You see, without a creed or statement of beliefs, who can decide what falls outside of established doctrine or practices? Yet, as soon as you create a creed or statement of beliefs, insofar as you fail to encompass all the mind of God within that statement, you place a limit on what can be accepted as “true doctrine” once you step outside that box.
Joseph Smith was very much against a Mormon Creed. He remarked that the Methodists “have creeds which a man must believe or be kicked out of their church. I want the liberty to believe as I please, it feels so good not to be tramelled. It does not prove that a man is not a good man because he errs in doctrine.” (Rough Stone Rolling, Bushman) (History of the Church, vol 5, pg 340)
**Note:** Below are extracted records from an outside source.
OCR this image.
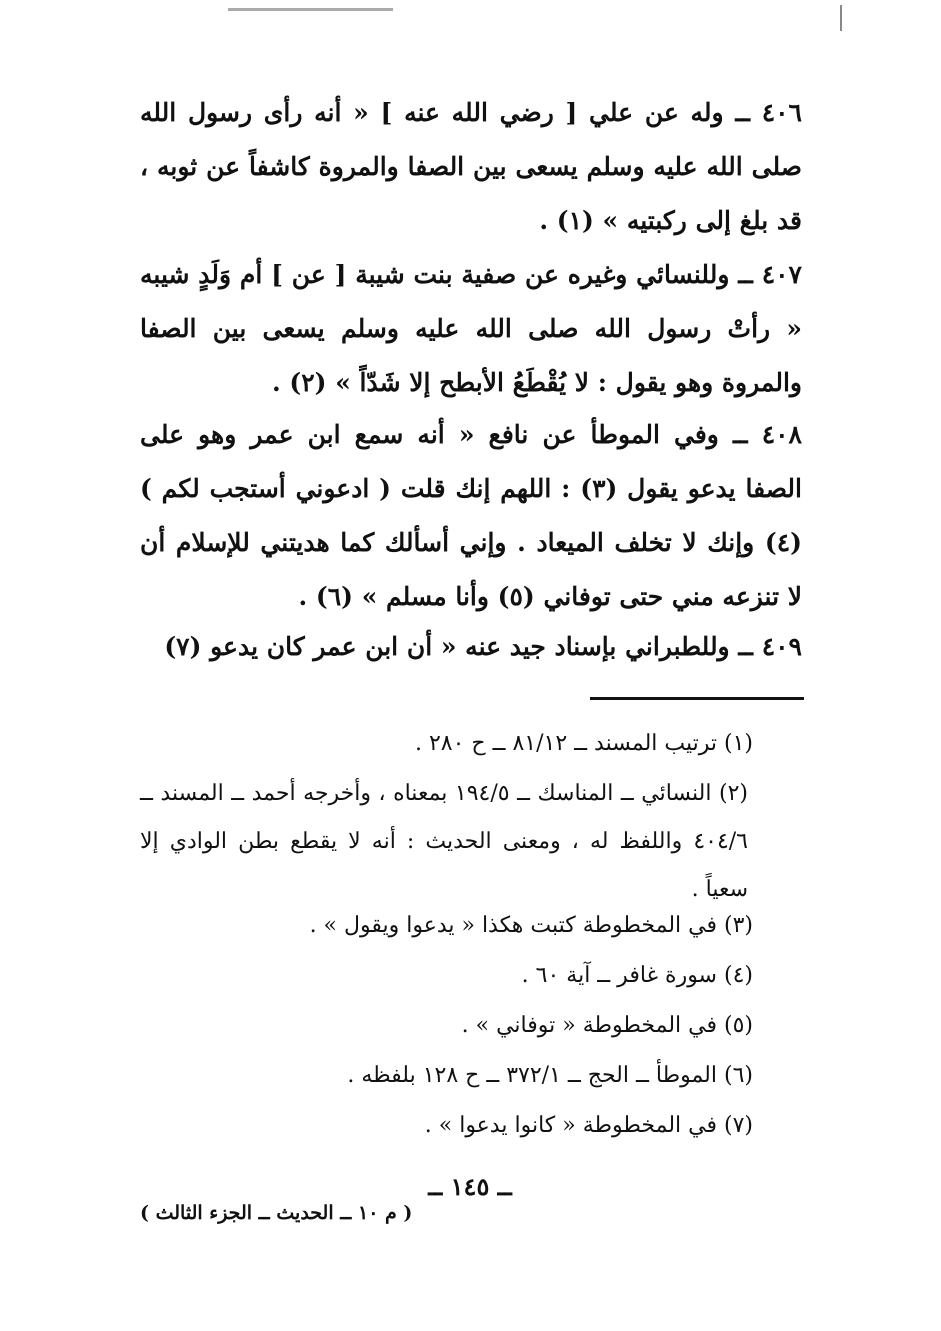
٤٠٦ ــ وله عن علي [ رضي الله عنه ] « أنه رأى رسول الله صلى الله عليه وسلم يسعى بين الصفا والمروة كاشفاً عن ثوبه ، قد بلغ إلى ركبتيه » (١) .

٤٠٧ ــ وللنسائي وغيره عن صفية بنت شيبة [ عن ] أم وَلَدٍ شيبه « رأتْ رسول الله صلى الله عليه وسلم يسعى بين الصفا والمروة وهو يقول : لا يُقْطَعُ الأبطح إلا شَدّاً » (٢) .

٤٠٨ ــ وفي الموطأ عن نافع « أنه سمع ابن عمر وهو على الصفا يدعو يقول (٣) : اللهم إنك قلت ( ادعوني أستجب لكم ) (٤) وإنك لا تخلف الميعاد . وإني أسألك كما هديتني للإسلام أن لا تنزعه مني حتى توفاني (٥) وأنا مسلم » (٦) .

٤٠٩ ــ وللطبراني بإسناد جيد عنه « أن ابن عمر كان يدعو (٧)

(١) ترتيب المسند ــ ٨١/١٢ ــ ح ٢٨٠ .
(٢) النسائي ــ المناسك ــ ١٩٤/٥ بمعناه ، وأخرجه أحمد ــ المسند ــ ٤٠٤/٦ واللفظ له ، ومعنى الحديث : أنه لا يقطع بطن الوادي إلا سعياً .
(٣) في المخطوطة كتبت هكذا « يدعوا ويقول » .
(٤) سورة غافر ــ آية ٦٠ .
(٥) في المخطوطة « توفاني » .
(٦) الموطأ ــ الحج ــ ٣٧٢/١ ــ ح ١٢٨ بلفظه .
(٧) في المخطوطة « كانوا يدعوا » .
ــ ١٤٥ ــ
( م ١٠ ــ الحديث ــ الجزء الثالث )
Joseph felt that creeds set limits, “and say ‘hitherto shalt thou come & no further’ — which I cannot subscribe to.” He explained that the difference between the Christian sects and The Latter Day Saints was that the sectarians “were all circumscribed by some peculiar creed, which deprived its members the privilege of believing anything not contained therein; whereas the Latter Day Saints had no creed, but are ready to believe all true principles that exist, as they are made manifest from time to time.” (Rough Stone Rolling, Bushman, p. 285)
So, is a doctrinal creed a good thing or a bad thing? Ask yourself what motivation is there in creating a creed if not to seek to control to some degree how others should behave or believe?
Personally I feel the dangers of establishing a creed is limiting and more dangerous than allowing the scriptures to speak for themselves. Let truth manifest itself where and when it may, inside or outside any emerging church, established religion, book of scripture or statement of belief. In the end, for each of us, our path to God is individual and deeply personal.